Dari pertemuan pertama, si pemuda diminta datang bertemu orang tuanya dua pekan kemudian. Dag…dig…dug. Bukan jeda waktu yang lama untuk mempersiapkan mental. Namun, dua minggu berselang si pemuda merasa masih belum siap mental. Bukan ragu-ragu, hanya perlu selang waktu lagi untuk memanjatkan doanya Nabi Musa ketika akan menghadap Firaun, “Lapangkanlah untukku dadaku, mudahkanlah untukku urusanku, dan lepaskanlah kekakuan dari lidahku agar mereka mengerti perkataanku.”

Memang yang akan ditemui si pemuda bukanlah Firaun, tapi beliaulah wali yang akan memilih kepada siapa akan menyerahkan tanggung jawab anak perempuannya.

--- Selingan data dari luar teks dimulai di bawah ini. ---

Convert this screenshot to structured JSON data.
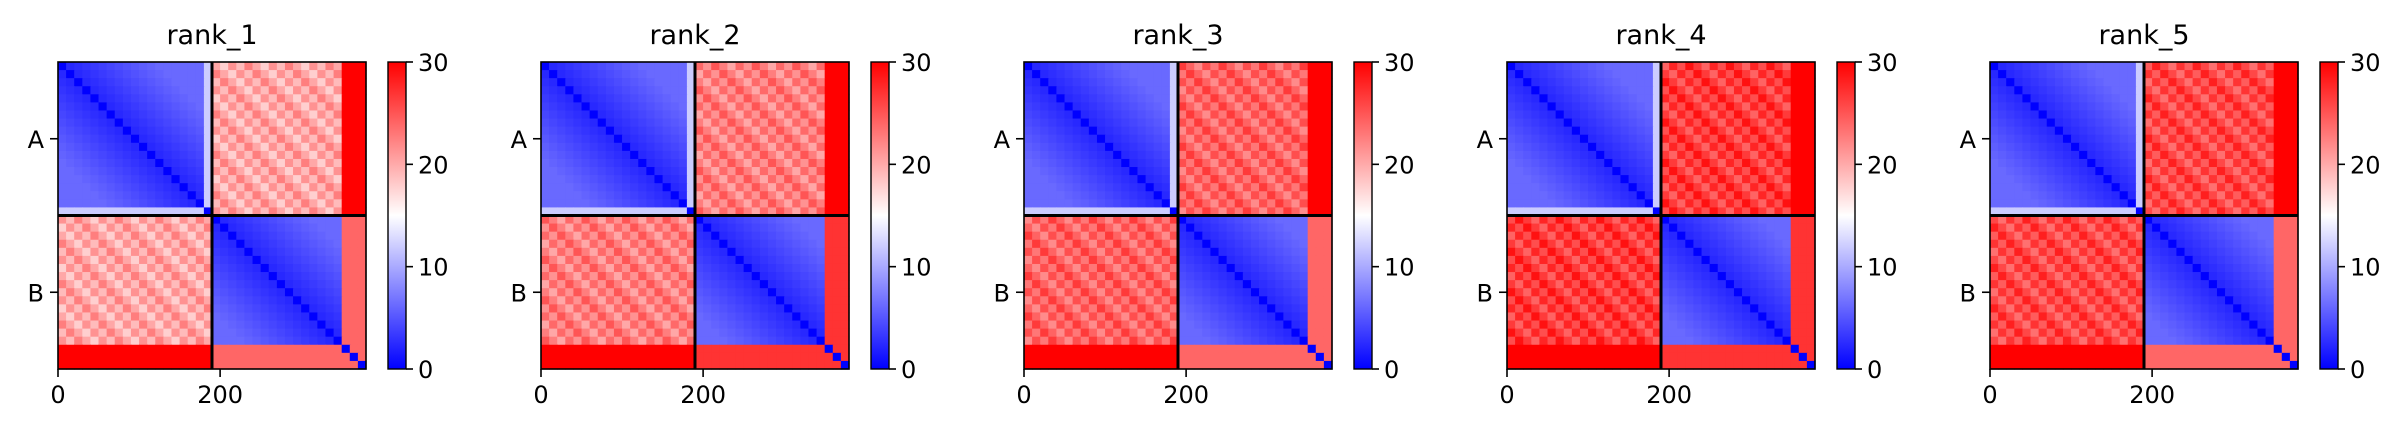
{
  "chart_data": {
    "type": "heatmap",
    "colormap": [
      "#0000ff",
      "#ffffff",
      "#ff0000"
    ],
    "colorbar": {
      "min": 0,
      "max": 30,
      "ticks": [
        0,
        10,
        20,
        30
      ]
    },
    "x_ticks": [
      0,
      200
    ],
    "x_range": [
      0,
      380
    ],
    "chain_boundary": 190,
    "chain_labels": [
      "A",
      "B"
    ],
    "panels": [
      {
        "title": "rank_1"
      },
      {
        "title": "rank_2"
      },
      {
        "title": "rank_3"
      },
      {
        "title": "rank_4"
      },
      {
        "title": "rank_5"
      }
    ]
  }
}
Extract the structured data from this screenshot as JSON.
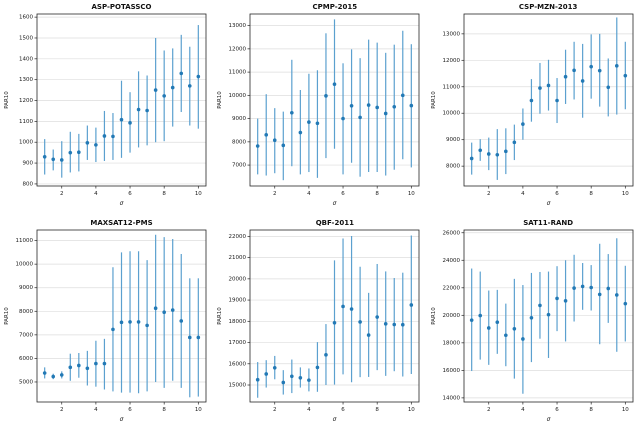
{
  "figure": {
    "background": "#ffffff",
    "marker_color": "#2279b5",
    "errorbar_color": "#5ba0cf",
    "grid_color": "#dddddd",
    "spine_color": "#262626"
  },
  "chart_data": [
    {
      "type": "scatter",
      "title": "ASP-POTASSCO",
      "xlabel": "σ",
      "ylabel": "PAR10",
      "legend": null,
      "grid": "horizontal",
      "x": [
        1,
        1.5,
        2,
        2.5,
        3,
        3.5,
        4,
        4.5,
        5,
        5.5,
        6,
        6.5,
        7,
        7.5,
        8,
        8.5,
        9,
        9.5,
        10
      ],
      "y": [
        930,
        918,
        915,
        950,
        952,
        997,
        987,
        1030,
        1028,
        1108,
        1093,
        1157,
        1152,
        1250,
        1222,
        1262,
        1330,
        1270,
        1315
      ],
      "y_err_low": [
        845,
        865,
        830,
        855,
        860,
        915,
        905,
        910,
        915,
        925,
        950,
        975,
        985,
        1000,
        1005,
        1075,
        1145,
        1080,
        1065
      ],
      "y_err_high": [
        1015,
        965,
        1005,
        1050,
        1040,
        1080,
        1070,
        1150,
        1140,
        1295,
        1240,
        1340,
        1320,
        1500,
        1440,
        1450,
        1515,
        1458,
        1562
      ],
      "xlim": [
        0.55,
        10.45
      ],
      "ylim": [
        790,
        1615
      ],
      "xticks": [
        2,
        4,
        6,
        8,
        10
      ],
      "yticks": [
        800,
        900,
        1000,
        1100,
        1200,
        1300,
        1400,
        1500,
        1600
      ]
    },
    {
      "type": "scatter",
      "title": "CPMP-2015",
      "xlabel": "σ",
      "ylabel": "PAR10",
      "legend": null,
      "grid": "horizontal",
      "x": [
        1,
        1.5,
        2,
        2.5,
        3,
        3.5,
        4,
        4.5,
        5,
        5.5,
        6,
        6.5,
        7,
        7.5,
        8,
        8.5,
        9,
        9.5,
        10
      ],
      "y": [
        7820,
        8300,
        8070,
        7850,
        9250,
        8400,
        8850,
        8800,
        9980,
        10480,
        9000,
        9550,
        9050,
        9580,
        9480,
        9220,
        9510,
        10000,
        9560
      ],
      "y_err_low": [
        6600,
        6550,
        6650,
        6350,
        6950,
        6600,
        6700,
        6450,
        7300,
        7700,
        6600,
        7100,
        6500,
        6700,
        6700,
        6550,
        6800,
        7250,
        6900
      ],
      "y_err_high": [
        9000,
        10050,
        9450,
        9300,
        11530,
        10230,
        10930,
        11080,
        12670,
        13270,
        11380,
        11980,
        11600,
        12400,
        12270,
        11830,
        12180,
        12780,
        12200
      ],
      "xlim": [
        0.55,
        10.45
      ],
      "ylim": [
        6100,
        13500
      ],
      "xticks": [
        2,
        4,
        6,
        8,
        10
      ],
      "yticks": [
        7000,
        8000,
        9000,
        10000,
        11000,
        12000,
        13000
      ]
    },
    {
      "type": "scatter",
      "title": "CSP-MZN-2013",
      "xlabel": "σ",
      "ylabel": "PAR10",
      "legend": null,
      "grid": "horizontal",
      "x": [
        1,
        1.5,
        2,
        2.5,
        3,
        3.5,
        4,
        4.5,
        5,
        5.5,
        6,
        6.5,
        7,
        7.5,
        8,
        8.5,
        9,
        9.5,
        10
      ],
      "y": [
        8290,
        8600,
        8460,
        8430,
        8560,
        8900,
        9590,
        10480,
        10950,
        11050,
        10480,
        11380,
        11620,
        11220,
        11760,
        11610,
        10980,
        11790,
        11420
      ],
      "y_err_low": [
        7680,
        8200,
        7850,
        7480,
        7700,
        8230,
        9000,
        9680,
        9980,
        10100,
        9630,
        10350,
        10520,
        9830,
        10550,
        10250,
        9880,
        9950,
        10150
      ],
      "y_err_high": [
        8890,
        9020,
        9080,
        9400,
        9430,
        9570,
        10180,
        11290,
        11900,
        12020,
        11330,
        12400,
        12700,
        12620,
        12980,
        13000,
        12070,
        13620,
        12700
      ],
      "xlim": [
        0.55,
        10.45
      ],
      "ylim": [
        7250,
        13750
      ],
      "xticks": [
        2,
        4,
        6,
        8,
        10
      ],
      "yticks": [
        8000,
        9000,
        10000,
        11000,
        12000,
        13000
      ]
    },
    {
      "type": "scatter",
      "title": "MAXSAT12-PMS",
      "xlabel": "σ",
      "ylabel": "PAR10",
      "legend": null,
      "grid": "horizontal",
      "x": [
        1,
        1.5,
        2,
        2.5,
        3,
        3.5,
        4,
        4.5,
        5,
        5.5,
        6,
        6.5,
        7,
        7.5,
        8,
        8.5,
        9,
        9.5,
        10
      ],
      "y": [
        5380,
        5230,
        5300,
        5620,
        5700,
        5580,
        5780,
        5780,
        7230,
        7530,
        7550,
        7550,
        7400,
        8130,
        7960,
        8050,
        7590,
        6890,
        6890
      ],
      "y_err_low": [
        5150,
        5120,
        5150,
        5050,
        5180,
        4850,
        4800,
        4680,
        4600,
        4550,
        4550,
        4520,
        4600,
        5000,
        4750,
        5050,
        4750,
        4350,
        4380
      ],
      "y_err_high": [
        5620,
        5350,
        5450,
        6200,
        6230,
        6320,
        6750,
        6830,
        9870,
        10500,
        10550,
        10550,
        10170,
        11250,
        11150,
        11070,
        10430,
        9400,
        9400
      ],
      "xlim": [
        0.55,
        10.45
      ],
      "ylim": [
        4150,
        11450
      ],
      "xticks": [
        2,
        4,
        6,
        8,
        10
      ],
      "yticks": [
        5000,
        6000,
        7000,
        8000,
        9000,
        10000,
        11000
      ]
    },
    {
      "type": "scatter",
      "title": "QBF-2011",
      "xlabel": "σ",
      "ylabel": "PAR10",
      "legend": null,
      "grid": "horizontal",
      "x": [
        1,
        1.5,
        2,
        2.5,
        3,
        3.5,
        4,
        4.5,
        5,
        5.5,
        6,
        6.5,
        7,
        7.5,
        8,
        8.5,
        9,
        9.5,
        10
      ],
      "y": [
        15250,
        15520,
        15810,
        15120,
        15410,
        15340,
        15230,
        15830,
        16420,
        17930,
        18700,
        18580,
        17970,
        17350,
        18200,
        17880,
        17850,
        17840,
        18770
      ],
      "y_err_low": [
        14400,
        14880,
        15270,
        14550,
        14620,
        14880,
        14700,
        14680,
        15000,
        15020,
        15500,
        15130,
        15370,
        15380,
        15700,
        15430,
        15650,
        15400,
        15520
      ],
      "y_err_high": [
        16080,
        16170,
        16370,
        15700,
        16200,
        15830,
        15780,
        17020,
        17870,
        20870,
        21900,
        22020,
        20570,
        19340,
        20700,
        20350,
        20040,
        20290,
        22040
      ],
      "xlim": [
        0.55,
        10.45
      ],
      "ylim": [
        14200,
        22300
      ],
      "xticks": [
        2,
        4,
        6,
        8,
        10
      ],
      "yticks": [
        15000,
        16000,
        17000,
        18000,
        19000,
        20000,
        21000,
        22000
      ]
    },
    {
      "type": "scatter",
      "title": "SAT11-RAND",
      "xlabel": "σ",
      "ylabel": "PAR10",
      "legend": null,
      "grid": "horizontal",
      "x": [
        1,
        1.5,
        2,
        2.5,
        3,
        3.5,
        4,
        4.5,
        5,
        5.5,
        6,
        6.5,
        7,
        7.5,
        8,
        8.5,
        9,
        9.5,
        10
      ],
      "y": [
        19650,
        19980,
        19080,
        19500,
        18550,
        19020,
        18280,
        19820,
        20720,
        20050,
        21230,
        21050,
        21980,
        22100,
        22020,
        21520,
        21950,
        21480,
        20850
      ],
      "y_err_low": [
        15950,
        16780,
        16400,
        17200,
        16300,
        15400,
        14300,
        16600,
        18300,
        16900,
        18850,
        18100,
        19550,
        20400,
        20350,
        17900,
        19450,
        17350,
        18100
      ],
      "y_err_high": [
        23400,
        23180,
        21800,
        21850,
        20850,
        22650,
        22200,
        23080,
        23150,
        23180,
        23570,
        24000,
        24400,
        23800,
        23650,
        25200,
        24450,
        25600,
        23600
      ],
      "xlim": [
        0.55,
        10.45
      ],
      "ylim": [
        13700,
        26200
      ],
      "xticks": [
        2,
        4,
        6,
        8,
        10
      ],
      "yticks": [
        14000,
        16000,
        18000,
        20000,
        22000,
        24000,
        26000
      ]
    }
  ]
}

Seminggu kemudian dengan modal nekad dan pisang molen kartika sari si pemuda memberanikan diri mendatangi rumahnya, dengan tekad: “Bismillah, mau jomblo seumur hidup atau nikah?” Tentu pilihan kedua yang dibela-belanya.

Menghadap calon mertua lebih mendebarkan daripada interview lamaran kerja oleh Direktur perusahaan. Karena jawaban interview bisa di-set dan dipoles sedemikian rupa, tapi siapa bisa kira pertanyaan calon mertua? Sampai-sampai si G sempat mengingatkan untuk rileks saja, santai kayak di pantai. Namun, si pemuda tak dapat menutupi gurat dan air muka tegangnya. Kurang bisa meyakinkan calon mertua itu artinya memperpanjang tiket terusan menjomblo. Jodoh adalah takdir, sementara jomblo adalah nasib.

Dari pertemuan itu kemudian dilanjutkan dengan pertemuan antar dua keluarga. Saling memperkenalkan. Mempertemukan calon dengan orang tua sekaligus meminta pendapat tentang siapa yang dipilih anaknya akan memperkuat hati untuk memilih. Berselang waktu tiga bulan dari pertemuan pertama, si pemuda memberanikan diri mengajak serta keluarga untuk melamar di tanggal 19 Desember 2015. Di tanggal ini, setahun kemarin, si pemuda menyatakan keseriusan dan komitmen ingin membangun rumah tangga bersamanya.

Tanggalkanlah perasaanmu saat akan memilih pasangan hidup. Karena ketika kamu libatkan perasaan maka disitulah nafsu turut hadir. Nafsu datangnya dari setan, dan ini akan menghalangi kejernihan hatimu untuk berserah.

Memilih pasangan hidup adalah tentang berserah dan menerima. Dan disaat itulah keberserahan si pemuda tadi diuji, menguji saat melantunkan doa istikhoroh, “Jika ia yang terbaik, maka mudahkan… Dan jika ia bukan yang terbaik, maka pilihkan dengan yang lebih baik.” Benarkah hatinya sudah posisi netral saat bermunajat?

Jika kamu menemukan hal-hal yang berpotensi baik darinya, dan kamu bisa berpotensi baik untuknya, maka majulah temui walinya untuk meminta restu menikahinya. Karena lelaki sejati adalah ia yang berani menemui wali pujaan hatinya untuk satu niat mulia: menikah. Alangkah lebih indah menggenggam erat tangannya setelah menggenggam erat tangan walinya untuk berucap qabul.